Bread crumbs and pharaohs, wars and skiers and the Milky Way. I came looking for Ergo this morning, because I remembered its listings of diverse phenomena and its suggestions of hidden continuities, the same quest that we see in Kandinsky’s paintings and in his theory. 


I remember in the 1990s, a colleague writing to the OU to ask why it was focusing so much on French art of the 20th century, to the detriment of German art. We guessed the reason was some French art, particularly Surrealism in certain of its dissident forms, seemed to lay the ground for postmodernism in the arts. The importance of postmodernism hasn’t passed and, for sure, that particular thread of art history is interesting.


But, I’d contend, while that historical trend may speak lots of culture in a late capitalist economy, it offers little in terms of how to conceive and overcome the more fundamental crises of our age at the start of the third decade of the 21st century.
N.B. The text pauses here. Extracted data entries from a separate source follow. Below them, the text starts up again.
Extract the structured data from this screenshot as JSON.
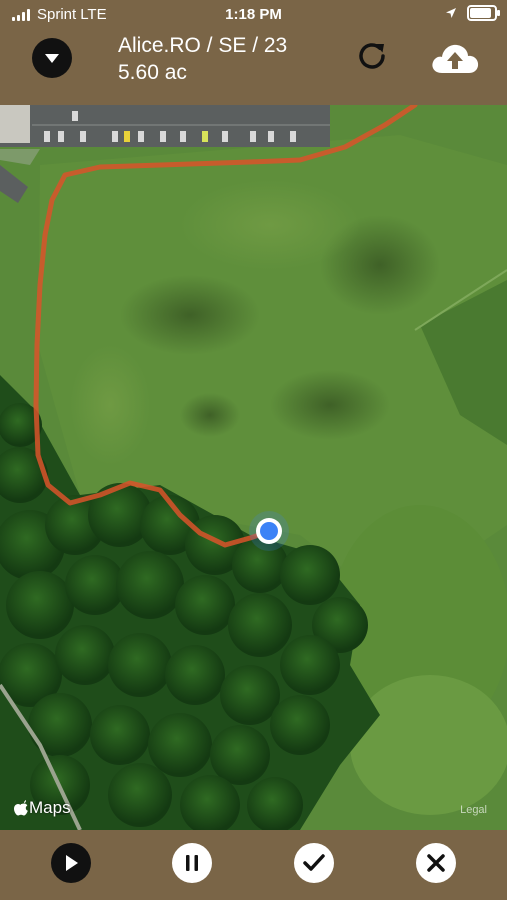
{
  "status_bar": {
    "carrier": "Sprint",
    "network": "LTE",
    "time": "1:18 PM",
    "location_icon": "location-arrow-icon",
    "battery_level": 0.9
  },
  "header": {
    "title": "Alice.RO / SE / 23",
    "area": "5.60 ac",
    "dropdown_icon": "chevron-down-icon",
    "refresh_icon": "refresh-icon",
    "upload_icon": "cloud-upload-icon"
  },
  "map": {
    "attribution": "Maps",
    "legal": "Legal",
    "track_color": "#d9542a",
    "location_color": "#3b82f6",
    "view": "satellite"
  },
  "toolbar": {
    "play_icon": "play-icon",
    "pause_icon": "pause-icon",
    "check_icon": "check-icon",
    "cancel_icon": "close-icon"
  },
  "colors": {
    "bar_background": "#7a6547",
    "text": "#ffffff"
  }
}
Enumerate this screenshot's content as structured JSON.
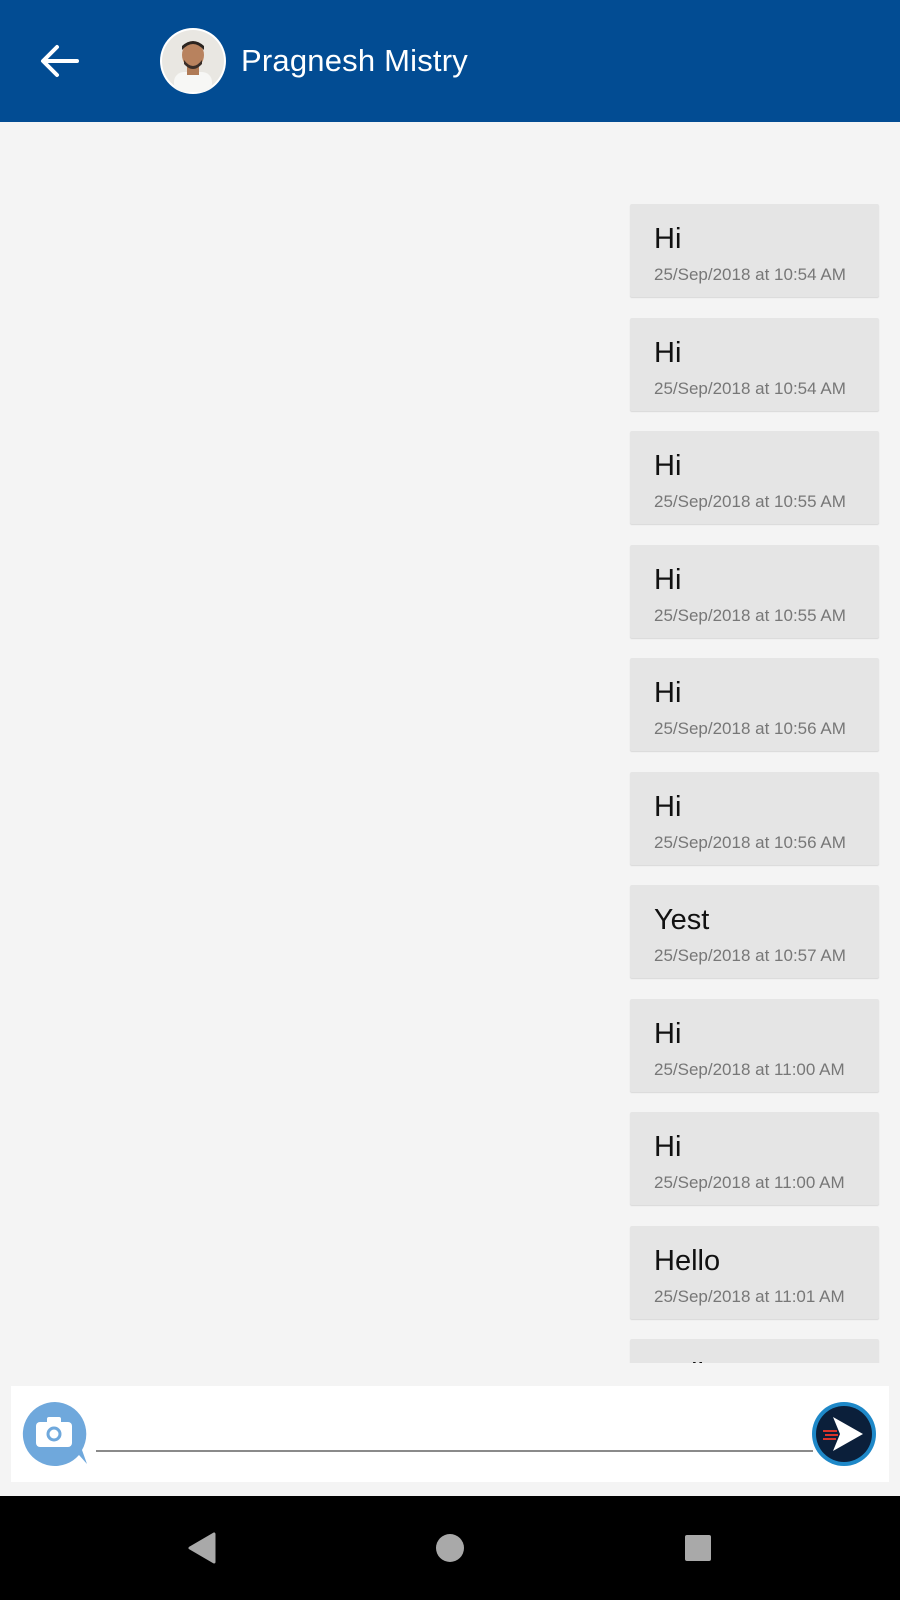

Certain moments of Modernism were thrown under the bus, carelessly identified as perpetuating modernist tropes and therefore seen as no longer relevant. 


Contrary to what lazy-minded summaries might lead you to think, the holistic, synthetic world-view that Kandinsky developed – particularly after about 1918 - was grounded in a quest rather than a simple system of belief. He explored ‘the spirit’ in his early work, but he also went on to explore and increasingly use the methods of scientific enquiry. He doesn’t pretend to have the answers: like the shaping of the potentially endless list in Ergo, his work is an on-going enquiry into the nature of connections, a quest to find what holds things together.


In his terms, a quest to replace 

‘either – or’ with ‘AND’.


A better model for us as we head toward the depths of the 21st century and all that it threatens.